Late-onset Alzheimer’s disease (LOAD) is a prevalent form of dementia that typically manifests after the age of 65. Individuals carrying clusterin risk alleles are at a higher risk of developing LOAD, making the clusterin protein a focal point for researchers. A recent study conducted by researchers at the Max Planck Institute of Biochemistry has delved into the molecular underpinnings of clusterin’s chaperone function to gain a deeper understanding of its role.
The groundbreaking research led by Patricia Yuste-Checa, Andreas Bracher, and F.-Ulrich Hartl, Director and Head of the Department of Cellular Biochemistry, utilized X-ray crystallography to unveil the three-dimensional crystal structure of human clusterin for the first time. This structural insight sheds light on the protein’s chaperone function and mode of action.
The study revealed that clusterin comprises three distinct domains, with a particular focus on two disordered, hydrophobic peptide tails that endow the protein with its versatile nature. Yuste-Checa elucidates, “The structure of the peptide tails resembles that of small heat shock proteins, which act as molecular chaperones inside cells to prevent protein aggregation. Clusterin, however, operates outside of cells.”
Proper protein folding is crucial for their functionality within cells, as misfolding can lead to the formation of harmful aggregates associated with neurodegenerative diseases like Alzheimer’s and Parkinson’s. Molecular chaperones such as clusterin play a pivotal role in preventing this misfolding process. Despite being identified as a secreted glycoprotein in the 1980s, the molecular mechanisms of clusterin’s protective functions have remained poorly understood until now.
Clusterin’s extracellular role involves binding to misfolded proteins, including amyloid beta, tau, and α-synuclein, which are hallmark features of neurodegenerative diseases, and halting their further aggregation. The study highlighted the indispensable role of the hydrophobic peptide tails in clusterin’s protective function. Modification or removal of these amino acids resulted in the loss of chaperone activity against amyloid beta aggregation, emphasizing the significance of these tails in mediating clusterin’s functions.

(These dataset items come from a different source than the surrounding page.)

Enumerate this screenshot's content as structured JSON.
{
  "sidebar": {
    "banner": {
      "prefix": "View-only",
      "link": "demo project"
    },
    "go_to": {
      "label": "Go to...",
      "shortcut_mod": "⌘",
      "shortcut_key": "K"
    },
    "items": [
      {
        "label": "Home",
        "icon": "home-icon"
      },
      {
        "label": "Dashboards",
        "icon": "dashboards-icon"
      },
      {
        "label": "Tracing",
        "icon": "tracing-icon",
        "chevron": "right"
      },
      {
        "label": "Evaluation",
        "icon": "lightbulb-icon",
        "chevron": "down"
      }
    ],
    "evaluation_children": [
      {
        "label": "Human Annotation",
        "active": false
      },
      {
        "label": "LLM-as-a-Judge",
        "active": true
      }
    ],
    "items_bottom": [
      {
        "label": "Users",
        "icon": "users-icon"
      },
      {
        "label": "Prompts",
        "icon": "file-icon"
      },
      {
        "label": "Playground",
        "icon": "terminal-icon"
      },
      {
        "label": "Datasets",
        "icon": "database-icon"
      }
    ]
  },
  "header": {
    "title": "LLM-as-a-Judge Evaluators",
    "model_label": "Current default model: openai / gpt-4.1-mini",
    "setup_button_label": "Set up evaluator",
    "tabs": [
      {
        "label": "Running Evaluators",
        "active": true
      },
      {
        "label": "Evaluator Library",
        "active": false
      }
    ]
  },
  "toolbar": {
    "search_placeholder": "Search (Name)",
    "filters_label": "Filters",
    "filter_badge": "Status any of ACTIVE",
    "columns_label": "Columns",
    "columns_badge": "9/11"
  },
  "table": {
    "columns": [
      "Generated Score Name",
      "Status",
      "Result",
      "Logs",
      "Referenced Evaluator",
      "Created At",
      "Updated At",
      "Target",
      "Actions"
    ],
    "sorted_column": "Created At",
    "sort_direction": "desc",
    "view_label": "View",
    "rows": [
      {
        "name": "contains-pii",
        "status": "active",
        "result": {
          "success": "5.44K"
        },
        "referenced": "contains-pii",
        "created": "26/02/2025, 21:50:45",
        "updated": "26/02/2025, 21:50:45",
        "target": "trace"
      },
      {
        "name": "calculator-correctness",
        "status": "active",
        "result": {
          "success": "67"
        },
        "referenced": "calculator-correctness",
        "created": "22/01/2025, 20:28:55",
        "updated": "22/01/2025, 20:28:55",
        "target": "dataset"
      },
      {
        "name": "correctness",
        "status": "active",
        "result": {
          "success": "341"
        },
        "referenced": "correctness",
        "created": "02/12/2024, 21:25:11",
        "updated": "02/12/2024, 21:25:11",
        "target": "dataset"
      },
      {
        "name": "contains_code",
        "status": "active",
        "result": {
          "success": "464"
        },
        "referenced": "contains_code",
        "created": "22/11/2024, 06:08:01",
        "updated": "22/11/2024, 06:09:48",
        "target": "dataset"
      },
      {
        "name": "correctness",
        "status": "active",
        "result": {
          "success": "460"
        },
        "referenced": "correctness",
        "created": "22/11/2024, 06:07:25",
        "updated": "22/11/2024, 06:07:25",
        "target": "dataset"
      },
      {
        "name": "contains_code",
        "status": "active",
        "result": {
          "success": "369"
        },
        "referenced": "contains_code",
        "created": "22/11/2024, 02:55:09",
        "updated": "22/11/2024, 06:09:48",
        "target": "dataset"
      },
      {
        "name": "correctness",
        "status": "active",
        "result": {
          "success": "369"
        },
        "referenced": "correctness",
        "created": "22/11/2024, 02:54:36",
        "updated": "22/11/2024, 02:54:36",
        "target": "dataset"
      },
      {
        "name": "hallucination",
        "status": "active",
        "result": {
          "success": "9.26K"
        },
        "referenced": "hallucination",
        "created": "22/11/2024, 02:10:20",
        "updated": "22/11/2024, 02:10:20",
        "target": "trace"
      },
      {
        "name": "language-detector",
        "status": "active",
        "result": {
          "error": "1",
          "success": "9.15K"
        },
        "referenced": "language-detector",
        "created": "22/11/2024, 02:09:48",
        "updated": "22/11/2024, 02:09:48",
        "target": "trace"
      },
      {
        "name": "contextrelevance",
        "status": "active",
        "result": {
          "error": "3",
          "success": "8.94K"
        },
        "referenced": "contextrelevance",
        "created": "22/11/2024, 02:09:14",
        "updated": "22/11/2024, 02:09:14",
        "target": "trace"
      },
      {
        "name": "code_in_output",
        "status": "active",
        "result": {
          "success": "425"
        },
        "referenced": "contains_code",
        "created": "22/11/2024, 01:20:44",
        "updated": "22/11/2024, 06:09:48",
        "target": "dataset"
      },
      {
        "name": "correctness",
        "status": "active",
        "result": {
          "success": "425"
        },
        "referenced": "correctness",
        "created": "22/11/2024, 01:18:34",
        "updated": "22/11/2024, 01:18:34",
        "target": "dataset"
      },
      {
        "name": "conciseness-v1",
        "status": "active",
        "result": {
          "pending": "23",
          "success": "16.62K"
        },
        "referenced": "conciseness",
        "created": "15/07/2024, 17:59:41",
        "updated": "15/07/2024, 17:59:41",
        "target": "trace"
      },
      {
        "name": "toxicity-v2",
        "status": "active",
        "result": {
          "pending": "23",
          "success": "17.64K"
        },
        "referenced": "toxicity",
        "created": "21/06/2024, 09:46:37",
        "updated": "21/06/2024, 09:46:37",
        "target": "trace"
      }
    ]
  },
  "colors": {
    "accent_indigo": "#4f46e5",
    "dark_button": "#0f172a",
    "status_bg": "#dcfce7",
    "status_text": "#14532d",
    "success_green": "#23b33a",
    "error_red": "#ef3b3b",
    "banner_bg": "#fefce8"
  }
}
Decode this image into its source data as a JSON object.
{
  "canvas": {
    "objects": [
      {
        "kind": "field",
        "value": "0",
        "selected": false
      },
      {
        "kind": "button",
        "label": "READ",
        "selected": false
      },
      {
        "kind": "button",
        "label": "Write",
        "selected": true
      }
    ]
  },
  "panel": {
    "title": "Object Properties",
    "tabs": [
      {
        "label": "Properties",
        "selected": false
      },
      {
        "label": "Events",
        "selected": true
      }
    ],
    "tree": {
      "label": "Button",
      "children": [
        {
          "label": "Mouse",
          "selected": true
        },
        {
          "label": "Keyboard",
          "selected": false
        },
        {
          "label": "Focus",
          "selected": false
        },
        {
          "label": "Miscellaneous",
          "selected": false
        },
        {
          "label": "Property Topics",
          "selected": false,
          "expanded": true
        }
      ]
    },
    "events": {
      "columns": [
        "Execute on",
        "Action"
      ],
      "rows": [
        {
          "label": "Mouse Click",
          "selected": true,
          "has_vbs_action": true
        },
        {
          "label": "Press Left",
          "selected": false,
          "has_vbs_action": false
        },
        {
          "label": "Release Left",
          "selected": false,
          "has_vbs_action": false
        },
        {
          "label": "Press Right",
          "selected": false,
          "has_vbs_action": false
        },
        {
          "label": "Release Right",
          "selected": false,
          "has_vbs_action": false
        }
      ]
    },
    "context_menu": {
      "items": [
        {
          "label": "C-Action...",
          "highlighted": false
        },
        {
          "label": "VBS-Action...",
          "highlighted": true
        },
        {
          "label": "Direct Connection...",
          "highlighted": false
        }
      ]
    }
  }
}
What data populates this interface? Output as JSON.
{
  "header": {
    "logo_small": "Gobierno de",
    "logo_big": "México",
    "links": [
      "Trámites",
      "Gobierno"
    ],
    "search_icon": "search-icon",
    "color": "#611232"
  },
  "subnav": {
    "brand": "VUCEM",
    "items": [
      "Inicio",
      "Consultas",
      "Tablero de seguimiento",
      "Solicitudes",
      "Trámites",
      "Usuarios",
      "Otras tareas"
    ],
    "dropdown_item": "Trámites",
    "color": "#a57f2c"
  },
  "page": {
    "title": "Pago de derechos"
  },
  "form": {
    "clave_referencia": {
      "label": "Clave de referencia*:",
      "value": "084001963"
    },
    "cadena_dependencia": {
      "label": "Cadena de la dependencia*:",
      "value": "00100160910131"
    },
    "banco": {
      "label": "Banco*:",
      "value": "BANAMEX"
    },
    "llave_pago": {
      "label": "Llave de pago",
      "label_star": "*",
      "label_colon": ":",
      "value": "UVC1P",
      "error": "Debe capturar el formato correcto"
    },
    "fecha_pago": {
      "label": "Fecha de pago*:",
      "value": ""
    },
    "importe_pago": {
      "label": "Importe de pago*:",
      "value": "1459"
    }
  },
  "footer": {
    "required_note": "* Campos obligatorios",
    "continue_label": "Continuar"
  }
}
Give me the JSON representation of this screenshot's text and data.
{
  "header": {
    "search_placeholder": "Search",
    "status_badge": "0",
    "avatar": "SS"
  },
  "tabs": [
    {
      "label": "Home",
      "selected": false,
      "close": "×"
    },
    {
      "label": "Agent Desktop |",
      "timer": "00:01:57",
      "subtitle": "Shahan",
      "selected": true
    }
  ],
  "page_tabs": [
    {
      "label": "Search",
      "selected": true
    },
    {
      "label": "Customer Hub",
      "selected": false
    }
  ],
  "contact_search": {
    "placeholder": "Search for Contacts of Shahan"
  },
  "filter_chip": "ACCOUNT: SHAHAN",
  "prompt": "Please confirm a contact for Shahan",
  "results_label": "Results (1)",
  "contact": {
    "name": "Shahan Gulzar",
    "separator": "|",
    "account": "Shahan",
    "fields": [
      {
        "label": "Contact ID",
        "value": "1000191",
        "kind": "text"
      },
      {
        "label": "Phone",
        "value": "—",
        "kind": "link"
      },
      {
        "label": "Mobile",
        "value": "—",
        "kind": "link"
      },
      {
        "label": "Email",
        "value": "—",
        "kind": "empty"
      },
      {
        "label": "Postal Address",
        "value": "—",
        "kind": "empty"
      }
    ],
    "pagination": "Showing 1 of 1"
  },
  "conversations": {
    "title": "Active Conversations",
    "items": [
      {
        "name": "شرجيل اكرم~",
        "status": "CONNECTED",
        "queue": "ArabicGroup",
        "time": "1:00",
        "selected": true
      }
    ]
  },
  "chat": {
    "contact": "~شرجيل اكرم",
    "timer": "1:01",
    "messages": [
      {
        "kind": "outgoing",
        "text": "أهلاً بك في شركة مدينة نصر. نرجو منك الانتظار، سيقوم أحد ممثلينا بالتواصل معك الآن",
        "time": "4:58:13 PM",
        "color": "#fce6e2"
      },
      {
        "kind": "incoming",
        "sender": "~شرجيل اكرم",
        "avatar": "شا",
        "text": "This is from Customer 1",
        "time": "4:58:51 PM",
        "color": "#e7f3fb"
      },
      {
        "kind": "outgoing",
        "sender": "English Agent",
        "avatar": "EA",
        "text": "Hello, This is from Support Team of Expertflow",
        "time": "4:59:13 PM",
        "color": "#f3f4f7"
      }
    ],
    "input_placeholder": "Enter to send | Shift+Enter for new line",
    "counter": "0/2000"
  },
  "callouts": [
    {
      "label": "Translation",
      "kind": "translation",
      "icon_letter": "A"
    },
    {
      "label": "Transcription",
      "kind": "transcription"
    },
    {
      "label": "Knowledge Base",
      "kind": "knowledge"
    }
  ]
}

The newfound insights into clusterin’s structure and function hold significant medical implications. Andreas Bracher notes, “Clusterin exhibits a myriad of functions, ranging from cell aggregation and apolipoprotein activity to complement system inhibition, molecular chaperoning, and anti-apoptotic properties.” Understanding the intricacies of clusterin’s structure and mechanism provides novel perspectives on extracellular protein stability control, offering potential avenues for clinical research and future therapeutic interventions for neurodegenerative diseases.
In conclusion, the elucidation of the molecular basis for clusterin’s chaperone function represents a crucial step towards unraveling the complexities of neurodegenerative diseases. The study’s findings pave the way for further exploration of clusterin’s therapeutic potential and its implications in the treatment of Alzheimer’s and other related conditions.